The Occupational Safety and Health (OSH) Act specifically covers all private employers. Yet many colleges and universities are public entities. Does that mean that they are not covered? Well, it depends on the state in which they reside. States are allowed to create so-called “state plans” that must offer no less protection than is afforded by federal OSHA. There are currently twenty-two state plans covering both private-sector employees and state and local government workers. There are seven state plans covering only state and local government workers. (Illinois and New York are two states with such plans.) The balance of the states are covered by federal OSHA, which has jurisdiction only over private employers. So public universities and colleges may be subject to state plans, but all private universities and colleges will be subject to either a state plan or the federal OSH Act.
What will these state and federal agencies do to enforce those plans and regulations? The same thing they would be expected to do if there were an injury at any other covered employer’s workplace: inspect, cite, and enforce the applicable regulations. This would include the General Duty Clause and general industry standards for employers or the state plan equivalents. For example, if a student-athlete from the University of Illinois (a public employer) suffered an injury on the football field, the state plan would cover that injury, but if that same injury occurred affecting a student-athlete of the University of Notre Dame (a private employer), the federal plan would cover the injury. Now imagine if the injury to a Notre Dame employee happened during a game at the University of Illinois. Which agency would have jurisdiction: the state or the federal? Add to this the wrinkle of a bowl game played in a state that neither team calls home and even the most fanatically rabid safety person will be at a loss to know for sure which OSHA entity will cover.

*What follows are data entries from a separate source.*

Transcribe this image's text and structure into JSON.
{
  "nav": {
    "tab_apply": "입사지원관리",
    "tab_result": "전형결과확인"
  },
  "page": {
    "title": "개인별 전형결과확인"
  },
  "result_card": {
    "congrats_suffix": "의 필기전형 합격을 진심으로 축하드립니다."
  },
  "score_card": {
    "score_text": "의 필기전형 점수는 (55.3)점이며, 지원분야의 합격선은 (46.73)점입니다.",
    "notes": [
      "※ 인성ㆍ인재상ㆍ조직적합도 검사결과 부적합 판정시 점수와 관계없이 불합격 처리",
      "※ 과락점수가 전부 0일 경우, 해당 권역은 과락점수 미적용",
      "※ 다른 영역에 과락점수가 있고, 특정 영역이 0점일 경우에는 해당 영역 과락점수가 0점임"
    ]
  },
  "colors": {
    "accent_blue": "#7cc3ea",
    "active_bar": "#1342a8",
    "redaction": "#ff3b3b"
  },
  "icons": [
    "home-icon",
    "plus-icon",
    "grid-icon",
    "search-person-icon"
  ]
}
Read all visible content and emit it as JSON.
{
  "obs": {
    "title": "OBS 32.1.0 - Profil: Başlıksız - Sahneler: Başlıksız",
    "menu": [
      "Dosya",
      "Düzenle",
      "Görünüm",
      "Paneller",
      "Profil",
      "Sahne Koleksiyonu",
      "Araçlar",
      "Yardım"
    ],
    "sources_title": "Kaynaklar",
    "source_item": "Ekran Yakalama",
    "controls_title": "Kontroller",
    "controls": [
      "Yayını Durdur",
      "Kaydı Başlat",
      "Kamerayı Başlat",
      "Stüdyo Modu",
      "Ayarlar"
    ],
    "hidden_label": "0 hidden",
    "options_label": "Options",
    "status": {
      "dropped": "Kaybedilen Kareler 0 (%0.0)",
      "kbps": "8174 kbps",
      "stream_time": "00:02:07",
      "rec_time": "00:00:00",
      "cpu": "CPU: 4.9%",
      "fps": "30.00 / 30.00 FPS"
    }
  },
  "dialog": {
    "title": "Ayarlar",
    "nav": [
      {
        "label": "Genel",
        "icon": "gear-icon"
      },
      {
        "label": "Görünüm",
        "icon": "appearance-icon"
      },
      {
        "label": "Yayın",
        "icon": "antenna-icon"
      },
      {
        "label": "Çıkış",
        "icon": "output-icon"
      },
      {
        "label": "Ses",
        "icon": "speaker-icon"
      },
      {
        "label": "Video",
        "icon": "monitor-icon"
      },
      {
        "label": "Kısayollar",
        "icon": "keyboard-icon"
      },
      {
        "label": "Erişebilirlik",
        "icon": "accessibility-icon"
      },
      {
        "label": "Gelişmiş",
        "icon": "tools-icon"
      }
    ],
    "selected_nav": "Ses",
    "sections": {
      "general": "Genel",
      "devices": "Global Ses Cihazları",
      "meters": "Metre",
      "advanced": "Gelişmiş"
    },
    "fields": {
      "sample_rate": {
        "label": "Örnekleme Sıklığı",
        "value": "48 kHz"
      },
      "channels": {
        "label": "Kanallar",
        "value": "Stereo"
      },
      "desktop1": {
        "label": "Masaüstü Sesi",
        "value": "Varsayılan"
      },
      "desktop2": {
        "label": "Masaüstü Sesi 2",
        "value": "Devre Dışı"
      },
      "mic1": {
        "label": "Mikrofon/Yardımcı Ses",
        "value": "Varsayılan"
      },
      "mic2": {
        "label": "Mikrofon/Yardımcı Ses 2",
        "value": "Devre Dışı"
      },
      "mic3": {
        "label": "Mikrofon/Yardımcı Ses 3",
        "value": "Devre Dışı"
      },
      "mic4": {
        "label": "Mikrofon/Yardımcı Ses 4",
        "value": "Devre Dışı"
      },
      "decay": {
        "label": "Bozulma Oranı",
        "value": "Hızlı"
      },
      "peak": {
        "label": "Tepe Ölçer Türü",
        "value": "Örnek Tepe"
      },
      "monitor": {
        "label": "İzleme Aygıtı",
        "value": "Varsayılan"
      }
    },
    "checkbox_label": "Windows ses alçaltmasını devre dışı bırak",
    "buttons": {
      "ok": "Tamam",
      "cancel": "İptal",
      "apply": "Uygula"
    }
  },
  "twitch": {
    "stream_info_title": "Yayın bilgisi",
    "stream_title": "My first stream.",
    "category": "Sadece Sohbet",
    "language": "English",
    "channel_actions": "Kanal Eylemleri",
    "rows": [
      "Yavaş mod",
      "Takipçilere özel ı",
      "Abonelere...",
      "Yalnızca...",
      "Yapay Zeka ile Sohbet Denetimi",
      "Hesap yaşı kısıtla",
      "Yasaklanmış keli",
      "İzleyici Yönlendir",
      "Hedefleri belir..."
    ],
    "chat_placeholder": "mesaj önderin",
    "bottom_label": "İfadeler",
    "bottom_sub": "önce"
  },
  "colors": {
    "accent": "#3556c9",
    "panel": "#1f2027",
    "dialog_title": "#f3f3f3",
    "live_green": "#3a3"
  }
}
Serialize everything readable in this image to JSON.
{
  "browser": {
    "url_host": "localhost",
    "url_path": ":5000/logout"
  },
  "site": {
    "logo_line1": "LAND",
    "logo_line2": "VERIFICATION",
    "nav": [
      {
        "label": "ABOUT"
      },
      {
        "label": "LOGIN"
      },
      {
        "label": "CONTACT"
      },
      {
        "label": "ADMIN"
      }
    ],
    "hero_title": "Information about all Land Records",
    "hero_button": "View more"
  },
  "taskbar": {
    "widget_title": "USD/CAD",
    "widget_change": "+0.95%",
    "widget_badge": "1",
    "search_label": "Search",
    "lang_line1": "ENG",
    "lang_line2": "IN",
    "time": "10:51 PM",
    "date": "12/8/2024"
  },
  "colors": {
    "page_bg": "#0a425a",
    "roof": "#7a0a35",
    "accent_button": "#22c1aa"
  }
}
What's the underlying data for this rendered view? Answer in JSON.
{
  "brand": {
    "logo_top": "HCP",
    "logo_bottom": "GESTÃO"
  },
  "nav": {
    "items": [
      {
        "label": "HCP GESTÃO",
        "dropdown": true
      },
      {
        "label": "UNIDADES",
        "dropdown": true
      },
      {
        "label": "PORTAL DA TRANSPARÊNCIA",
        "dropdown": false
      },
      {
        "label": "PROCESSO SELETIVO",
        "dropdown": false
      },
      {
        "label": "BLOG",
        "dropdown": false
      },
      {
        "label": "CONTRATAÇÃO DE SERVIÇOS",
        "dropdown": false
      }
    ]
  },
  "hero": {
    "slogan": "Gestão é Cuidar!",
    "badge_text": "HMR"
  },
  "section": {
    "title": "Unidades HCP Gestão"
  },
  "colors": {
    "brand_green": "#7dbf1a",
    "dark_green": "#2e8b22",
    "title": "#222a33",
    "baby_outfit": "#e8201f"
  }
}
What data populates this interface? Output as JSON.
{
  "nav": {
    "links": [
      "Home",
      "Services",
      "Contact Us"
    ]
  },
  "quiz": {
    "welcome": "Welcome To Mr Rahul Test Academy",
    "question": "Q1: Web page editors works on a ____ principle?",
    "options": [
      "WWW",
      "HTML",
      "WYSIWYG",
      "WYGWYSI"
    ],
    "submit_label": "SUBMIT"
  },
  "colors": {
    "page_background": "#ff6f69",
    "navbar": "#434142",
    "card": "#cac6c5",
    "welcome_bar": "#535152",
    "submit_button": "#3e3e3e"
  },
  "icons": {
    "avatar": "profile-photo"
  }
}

Federal OSHA and/or state plans already apply to universities and colleges, public and private. This is nothing new—think about all those employed by those institutions who are not athletes. Nevertheless, adding thousands of new employees to those institutions’ rosters dramatically raises the profile of those institutions and their safety programs, protocols, and practices. How does the university or college provide for a safe working environment, free of known hazards, if the working environment is the gridiron, the hockey rink, or the baseball diamond? What about the wrestling mat, the swimming pool, or even the golf course? Will a college need to have trained its athletes for heat-stress or have provided weightlifting machines equipped with guards or lockout/tagout procedures to protect athletes from pinch points or from hazardous releases of energy? Does sports equipment become personal protective equipment (PPE)? These are just a few of the myriad questions that will need to be answered by OSHA and state agencies, as there are numerous collegiate sports and thousands of collegiate athletes. If they are all employees, their respective institutions must provide them with safe places to work, meaning safe places to train, practice, and compete.
Regardless of the merits or intentions of the NLRB’s conclusion that student-athletes are employees, the NLRB may have pushed OSHA and other federal agencies into the arena, not as spectators, but as referees and umpires of regulatory compliance.